Pakistani theoretical physicist and superstring theory researcher

Faheem Hussain (31 July 1942 – 29 September 2009), was a Pakistani theoretical physicist and a professor of physics at the Lahore University of Management Sciences (LUMS). A research scientist in the field of superstring theory at the National Center for Physics, Hussain made contributions to the fields of superstring and string theory. He was the first Pakistani physicist to publish a research paper in the field of superstring theory. A social activist and democratic activist, he authored various scientific research papers in peer-reviewed journals.

==Education and early life==
Faheem Hussain was born in Yavatmal, Maharashtra, British India in 1942. His family moved to West Pakistan shortly before the Partition of India on 14 August 1947. He graduated from St. Anthony's High School, Lahore, in 1955 and then enrolled in Forman Christian College.
After receiving his double BSc(Hons) in Mathematics and Physics from Forman Christian College in 1960, he moved to the Great Britain. There, he attended Chelsea College, London, and completed another B.S. (hons) in physics in 1963. He attended Imperial College, London where physicist Abdus Salam was also teaching. He began working with Abdus Salam's group at the Imperial College. He completed his MSc in physics from Imperial College, London under Abdus Salam, and followed by his PhD in Theoretical physics under the supervision of theoretical particle physicist Paul Matthews in 1966.

==Academic career==

He taught at Garyounis University, Benghazi, Libya, from 1977 to 1979. In 1985 joined Deutsches Elektronen Synchrotron, better known as DESY, in Germany. Prior to this, Hussain moved to Geneva, Switzerland and joined the European Organization for Nuclear Research (CERN). He had also been a visiting professor at the Johannes Gutenberg University of Mainz, Germany.

===Support for democracy in Pakistan===
After the Coup d'état by General Muhammad Zia-ul-Haq, Hussain publicly opposed Zia-ul-Haq's Islamization of Pakistan and supported democracy in his country.

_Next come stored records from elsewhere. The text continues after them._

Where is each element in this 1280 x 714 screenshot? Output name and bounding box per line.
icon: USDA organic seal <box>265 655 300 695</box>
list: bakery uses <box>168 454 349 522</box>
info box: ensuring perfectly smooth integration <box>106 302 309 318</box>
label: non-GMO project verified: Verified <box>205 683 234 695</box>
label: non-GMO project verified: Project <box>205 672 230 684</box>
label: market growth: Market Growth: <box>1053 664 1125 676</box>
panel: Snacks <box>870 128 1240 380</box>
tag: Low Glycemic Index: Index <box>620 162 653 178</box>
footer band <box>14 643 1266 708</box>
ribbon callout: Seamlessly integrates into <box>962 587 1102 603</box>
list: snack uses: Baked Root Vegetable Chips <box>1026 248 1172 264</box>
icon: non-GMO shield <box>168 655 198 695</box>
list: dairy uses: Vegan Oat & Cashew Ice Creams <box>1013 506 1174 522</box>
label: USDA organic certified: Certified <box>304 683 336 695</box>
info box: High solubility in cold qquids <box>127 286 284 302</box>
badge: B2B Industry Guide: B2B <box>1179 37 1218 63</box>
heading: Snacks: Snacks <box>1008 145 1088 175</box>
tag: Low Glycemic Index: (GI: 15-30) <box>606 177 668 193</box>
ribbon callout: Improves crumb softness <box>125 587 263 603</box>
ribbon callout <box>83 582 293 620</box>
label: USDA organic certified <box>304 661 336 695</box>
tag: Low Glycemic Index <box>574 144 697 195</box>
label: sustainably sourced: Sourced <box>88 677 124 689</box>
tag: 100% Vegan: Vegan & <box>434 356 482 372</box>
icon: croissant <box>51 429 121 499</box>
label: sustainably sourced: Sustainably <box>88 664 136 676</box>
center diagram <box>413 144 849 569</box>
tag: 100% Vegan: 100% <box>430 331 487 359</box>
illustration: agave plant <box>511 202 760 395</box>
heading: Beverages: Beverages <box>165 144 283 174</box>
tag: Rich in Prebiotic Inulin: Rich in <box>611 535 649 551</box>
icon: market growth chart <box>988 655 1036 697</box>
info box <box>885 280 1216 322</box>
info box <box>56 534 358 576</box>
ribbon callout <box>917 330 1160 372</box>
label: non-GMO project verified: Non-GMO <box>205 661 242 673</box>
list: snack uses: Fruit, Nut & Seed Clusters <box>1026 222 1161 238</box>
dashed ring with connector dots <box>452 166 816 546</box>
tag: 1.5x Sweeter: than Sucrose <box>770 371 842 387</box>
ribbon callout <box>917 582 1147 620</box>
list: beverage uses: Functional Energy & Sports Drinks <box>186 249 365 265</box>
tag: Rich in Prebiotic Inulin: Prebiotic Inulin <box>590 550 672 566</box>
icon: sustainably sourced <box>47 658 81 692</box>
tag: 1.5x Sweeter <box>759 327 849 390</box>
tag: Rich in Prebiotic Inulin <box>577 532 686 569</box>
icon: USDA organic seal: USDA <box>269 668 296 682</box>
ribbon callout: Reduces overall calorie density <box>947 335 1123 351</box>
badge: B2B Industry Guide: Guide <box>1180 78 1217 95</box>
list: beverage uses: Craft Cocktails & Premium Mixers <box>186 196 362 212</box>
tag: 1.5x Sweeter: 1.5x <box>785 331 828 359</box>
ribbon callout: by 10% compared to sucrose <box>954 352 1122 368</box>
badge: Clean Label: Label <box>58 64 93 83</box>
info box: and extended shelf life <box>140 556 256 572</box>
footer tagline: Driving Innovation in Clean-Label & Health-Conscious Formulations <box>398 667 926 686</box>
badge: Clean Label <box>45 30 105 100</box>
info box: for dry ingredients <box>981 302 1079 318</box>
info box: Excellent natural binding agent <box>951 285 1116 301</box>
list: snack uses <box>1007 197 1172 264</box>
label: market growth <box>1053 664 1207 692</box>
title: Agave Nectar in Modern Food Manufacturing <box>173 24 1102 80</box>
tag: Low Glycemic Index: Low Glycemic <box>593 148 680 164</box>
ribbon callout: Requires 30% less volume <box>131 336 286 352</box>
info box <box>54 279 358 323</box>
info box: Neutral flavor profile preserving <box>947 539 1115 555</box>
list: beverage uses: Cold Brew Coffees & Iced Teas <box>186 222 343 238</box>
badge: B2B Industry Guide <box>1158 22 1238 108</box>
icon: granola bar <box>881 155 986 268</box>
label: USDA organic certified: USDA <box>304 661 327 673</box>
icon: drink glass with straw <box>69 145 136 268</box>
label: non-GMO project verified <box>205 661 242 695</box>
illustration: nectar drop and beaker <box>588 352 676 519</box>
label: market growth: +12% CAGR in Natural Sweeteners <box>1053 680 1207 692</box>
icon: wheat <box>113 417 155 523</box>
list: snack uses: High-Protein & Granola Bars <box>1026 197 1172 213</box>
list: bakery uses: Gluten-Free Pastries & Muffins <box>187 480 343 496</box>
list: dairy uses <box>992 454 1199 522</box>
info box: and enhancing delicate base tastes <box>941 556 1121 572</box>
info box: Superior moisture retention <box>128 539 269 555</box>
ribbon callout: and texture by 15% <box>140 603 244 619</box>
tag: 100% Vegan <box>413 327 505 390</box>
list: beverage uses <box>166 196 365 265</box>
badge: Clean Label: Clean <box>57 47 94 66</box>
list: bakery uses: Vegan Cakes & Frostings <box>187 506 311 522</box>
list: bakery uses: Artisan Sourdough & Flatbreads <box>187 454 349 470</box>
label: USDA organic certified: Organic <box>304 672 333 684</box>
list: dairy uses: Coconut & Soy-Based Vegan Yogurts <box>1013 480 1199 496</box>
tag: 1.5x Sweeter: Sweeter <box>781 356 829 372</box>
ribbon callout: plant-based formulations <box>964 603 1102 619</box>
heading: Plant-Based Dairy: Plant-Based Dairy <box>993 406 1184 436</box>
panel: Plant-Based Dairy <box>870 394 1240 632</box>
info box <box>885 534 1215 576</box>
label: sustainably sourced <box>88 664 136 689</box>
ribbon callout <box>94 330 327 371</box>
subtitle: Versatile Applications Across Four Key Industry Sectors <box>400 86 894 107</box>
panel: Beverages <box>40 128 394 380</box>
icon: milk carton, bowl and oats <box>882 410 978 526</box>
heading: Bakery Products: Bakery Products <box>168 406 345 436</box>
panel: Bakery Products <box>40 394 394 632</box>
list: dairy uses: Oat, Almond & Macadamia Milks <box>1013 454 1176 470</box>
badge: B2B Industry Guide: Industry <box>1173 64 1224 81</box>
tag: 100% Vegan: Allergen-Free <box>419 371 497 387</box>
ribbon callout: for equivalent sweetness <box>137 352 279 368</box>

Hussain left Pakistan in 1989 and joined ICTP at the request of Abdus Salam.

==Return to Pakistan==
Hussain worked as a senior staff scientist at ICTP from 1990 then took his retirement and returned to Pakistan in 2004. There, he joined the physics research institute, the National Center for Physics.

==Personal life==
Hussain was married to Jane Steinfels Hussain, an American woman, from 1968 to 1986. He later married Sara Monticone Hussain.

==Death==
Hussain was suffering from prostate cancer and died on 29 September 2009. He was widely respected by his colleagues, collaborators and students, for both his academic brilliance and principled stance on ideals of democracy and freedom of speech.

== Bibliography ==

- Mathematical Physics by Riazuddin and Faheem Hussain.
- Mathematical Physics: Proceedings of the 12th Regional Conference, Islamabad, Pakistan, 27 March–1 April 2006, edited by M. Jamil Aslam, Faheem Hussain, and Asghar Qadir.

=== Research papers ===
- Hadrons of arbitrary spin and heavy quark symmetry, by Faheem Hussain, G. Thompson, and J. G. Körner.
- Interactions and dynamics of D-branes, by Faheem Hussain, Roberto Iengo, Carmen Núñez, and Claudio A. Scrucca.
- Black hole–D-brane correspondence: An example, by Matteo Bertolini, Pietro Fré, Faheem Hussain, Roberto Iengo, Carmen Núñez, and Claudio A. Scrucca.
- Closed string radiation from moving D-branes, by Faheem Hussain, Roberto Iengo, Carmen Núñez, and Claudio A. Scrucca.